Наверное, я употребил его не совсем верно, потому что врач поморщилась.

– Ну… можно сказать и так.

– Но кваzи же нельзя назвать бесчувственными или лишёнными сострадания, – сказал я.

– Нет-нет, конечно! – быстро сказала Марина Абрамовна. – Но они… как бы вам сказать… они рассудочно моральны. Вот представьте себе, к примеру, что тонет корабль. И вы можете спасти либо пять человек, либо одного. Ваше решение?

– Глупый вопрос, – сказал я. – Пятерых, конечно.

– Хорошо. А вот та же самая ситуация, но шестой человек тоже лезет в шлюпку.

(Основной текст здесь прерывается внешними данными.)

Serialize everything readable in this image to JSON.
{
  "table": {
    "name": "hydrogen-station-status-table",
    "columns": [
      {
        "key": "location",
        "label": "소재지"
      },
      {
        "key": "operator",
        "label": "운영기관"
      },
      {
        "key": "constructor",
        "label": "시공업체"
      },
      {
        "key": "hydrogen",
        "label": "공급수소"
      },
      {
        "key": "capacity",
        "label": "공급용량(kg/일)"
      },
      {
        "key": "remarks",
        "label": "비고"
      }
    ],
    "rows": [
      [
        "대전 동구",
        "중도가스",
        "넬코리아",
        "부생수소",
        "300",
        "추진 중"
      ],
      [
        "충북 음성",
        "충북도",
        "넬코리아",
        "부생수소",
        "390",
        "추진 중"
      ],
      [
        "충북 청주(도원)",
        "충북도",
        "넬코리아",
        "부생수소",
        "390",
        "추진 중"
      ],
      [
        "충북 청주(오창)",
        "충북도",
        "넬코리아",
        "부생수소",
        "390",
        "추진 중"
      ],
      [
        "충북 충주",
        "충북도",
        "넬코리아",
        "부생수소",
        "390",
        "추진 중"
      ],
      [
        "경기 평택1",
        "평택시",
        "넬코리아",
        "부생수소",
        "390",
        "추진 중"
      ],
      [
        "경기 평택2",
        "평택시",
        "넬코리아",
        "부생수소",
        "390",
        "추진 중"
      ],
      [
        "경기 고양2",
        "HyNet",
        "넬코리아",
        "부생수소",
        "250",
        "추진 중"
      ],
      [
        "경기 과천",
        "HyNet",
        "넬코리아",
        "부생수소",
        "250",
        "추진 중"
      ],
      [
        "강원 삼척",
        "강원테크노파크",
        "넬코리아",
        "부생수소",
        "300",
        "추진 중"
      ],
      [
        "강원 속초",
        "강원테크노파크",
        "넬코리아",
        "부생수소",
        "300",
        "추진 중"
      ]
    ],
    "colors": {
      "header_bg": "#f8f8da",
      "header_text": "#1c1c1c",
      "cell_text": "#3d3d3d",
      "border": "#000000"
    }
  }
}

У вас пистолет. Если вы не застрелите шестого – то шлюпка потонет. Ваши действия?

– Останусь сам, – выкрутился я.

Марина Абрамовна улыбнулась:

– Допустим, это невозможно. Тогда погибнут все, только вы можете управлять шлюпкой. Что вы сделаете?

– Не знаю, – сказал я.

– Но ведь ничего не изменилось. Вы и так убивали человека, оставляя его на корабле, и спасали пятерых.

– Это другое, – сказал я.

– Для нас – нет, – произнёс с кушетки Михаил. – Для любого кваzи ситуация однозначна.

– Все дело в вентромедиальной префронтальной коре. – Марина Абрамовна оживилась, перейдя на любимую тему. – Это словно эмоциональный контроль над логикой. Обычная логика тоже требует от человека помогать другим людям, но логика не видит разницы между «бросил умирать» и «убил». Тут работает то, что Фрейд называл «супер-эго».

– То есть кваzи могут стать… людьми? – поразился я. – Ну то есть мёртвые-то они останутся мёртвые, но будут человечными?

– Это временно, – сказал Михаил со вздохом. – Это на четверть часа. И эффект слабеет от раза к разу, в итоге сходя на нет…

Он перевёл взгляд на меня – и я вздрогнул. Взгляд был живым. Будто в нём включилось что-то, заработало, проснулось.

– Ты, наверное, задаёшься вопросом, зачем мы ходим в такие вот центры… Да для того же, что и в церковь. Чтобы почувствовать себя живыми. Чтобы ощутить что-то, стоящее выше нашего разума. Это как голод. Тот голод, что мы ощущаем, когда восстали. Только тот голод проходит, а этот – нет…

Кваzи замолчал.

– Вы же ничего не помните после возвышения… – пробормотал я.

– Голод помнят все. Только о нём не говорят. – Михаил перевёл взгляд на Марину Абрамовну. Та отступила на шаг. – Женщина-кваzи. Молодая. Могла называть себя Викторией. Могла притворяться мужчиной, но это вряд ли, вблизи вы бы поняли.

Он достал из кармана старенький мобильник и показал врачу фотографию Виктории.

– Вчера. Короткая стрижка, ярко-рыжие волосы. Назвалась Марией Незваной, – чётко, почти по-военному отрапортовала доктор. – У нас была первый раз.

– Вы были на её сеансе?

– Нет, это не обязательно.

– Запись вели? Аудио, видео?

– Ну что вы! – Марина Абрамовна явно обиделась. – У нас с этикой очень строго…

– Хоть что-то она говорила? – с надеждой спросил Михаил.

Мария Абрамовна всплеснула руками.

– Да как все! Как все, ничего особенного! Что перед ней серьёзные проблемы, что ситуация заставляет её предавать своих, что она хотела бы попробовать взглянуть на проблему с нашей… с человеческой точки зрения… Я понимаю, это немного наивный взгляд, но очень часто ваши приходят именно за этим…

– Она сказала «предавать своих»? – уточнил Михаил. – Вы уверены?

Мария Абрамовна кивнула.

– Тогда подождите снаружи, – сказал Михаил. – Подготовьте копию её анкеты. А я хочу остаться с товарищем.

Директор центра с неожиданным проворством выпорхнула из кабинета.

– Ты что-то понял о Виктории? – с сомнением спросил я.

– Возможно, – сказал Михаил, глядя на меня. – Надо ещё разобраться. Но для этого мне не нужно было колоться самому. Я хотел посмотреть на другую проблему с иной, с человеческой стороны.